The outdoor ad in Mason City, put up about a week ago by the North Iowa Tea Party, was removed Wednesday and replaced with a public service announcement, the company that owns the billboard said. The original sign included the labels Democrat Socialism, National Socialism and Marxist Socialism above the enlarged photographs, the Associated Press reported Wednesday. "Radical leaders prey on the fearful & naive," the text below proclaimed.
Tea Party billboard in Iowa
But Sharon Blakely, a leader of the national Tea Party Patriots, a grassroots conservative group, said the billboard was a waste of time and money. "It's going to make people think that the Tea Party is full of a bunch of right-wing fringe people, and that's not true," she told the AP. "When you compare Obama to Hitler, that to me does a disservice to the Jews who both survived and died in the Holocaust and to the German who lived under the Nazi regime."

She could have added that Nazism, or fascism, is the polar opposite of the Soviet leader Lenin's creed, communism. In fact, after a brief alliance, the Nazis and the Red Army of the Soviet Union fought each other in many bloody battles during World War II.

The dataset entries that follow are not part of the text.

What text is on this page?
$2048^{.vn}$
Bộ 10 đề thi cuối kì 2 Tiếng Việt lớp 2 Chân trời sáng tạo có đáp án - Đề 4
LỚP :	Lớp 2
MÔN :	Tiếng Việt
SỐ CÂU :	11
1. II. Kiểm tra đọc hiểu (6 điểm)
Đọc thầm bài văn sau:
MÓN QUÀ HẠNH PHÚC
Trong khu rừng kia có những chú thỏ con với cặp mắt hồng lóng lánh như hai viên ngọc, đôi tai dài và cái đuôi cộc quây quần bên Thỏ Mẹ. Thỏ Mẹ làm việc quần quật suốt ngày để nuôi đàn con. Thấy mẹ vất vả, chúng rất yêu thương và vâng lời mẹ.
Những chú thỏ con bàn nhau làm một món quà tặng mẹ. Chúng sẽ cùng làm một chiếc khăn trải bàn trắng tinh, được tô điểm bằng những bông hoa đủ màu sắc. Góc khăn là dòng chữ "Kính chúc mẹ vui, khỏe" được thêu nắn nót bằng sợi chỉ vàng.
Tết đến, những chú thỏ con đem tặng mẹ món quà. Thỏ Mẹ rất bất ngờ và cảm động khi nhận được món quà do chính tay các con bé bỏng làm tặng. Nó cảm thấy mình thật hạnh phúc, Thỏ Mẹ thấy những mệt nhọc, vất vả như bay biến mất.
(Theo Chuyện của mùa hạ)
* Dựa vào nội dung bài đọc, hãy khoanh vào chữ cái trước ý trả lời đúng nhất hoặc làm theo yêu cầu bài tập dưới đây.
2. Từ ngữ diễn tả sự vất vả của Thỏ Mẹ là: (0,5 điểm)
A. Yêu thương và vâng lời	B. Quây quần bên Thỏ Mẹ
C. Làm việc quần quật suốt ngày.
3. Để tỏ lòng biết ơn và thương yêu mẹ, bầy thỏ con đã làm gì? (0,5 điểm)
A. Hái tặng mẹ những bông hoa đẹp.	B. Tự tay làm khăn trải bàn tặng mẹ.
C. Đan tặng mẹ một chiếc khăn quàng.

Many Tea Party members argue that Obama's liberal policies are socialistic. Bob Johnson, co-founder of the Northern Iowa group behind the billboard, conceded that the purpose of the ad -- alerting the public to the peril of socialism -- may have been "overwhelmed" by the visuals. But John White, an Iowa coordinator for the Tea Party Patriots, said it was worse than that. "I fear they may end up in some kind of trouble over it," he said, "because it's basically slanderous. I don't know that it's the message we want to send. I'd much rather see billboards that say, 'Remember in November. Get Out and Vote.' "

"At our last rally we saw some people with those kinds of signs and asked people to put them down," White told the Mason City Globe Gazette. "It's borderline hate crime."

Kent Beatty, general manager of the Nebraska company that owns the billboard, said a North Iowa Tea Party representative called him Tuesday night and asked that the ad be removed. According to the New York Times, it was near an area in the center city called "Music Man Square," honoring Meredith Wilson, a native of Mason City who wrote the music and lyrics for the famed musical.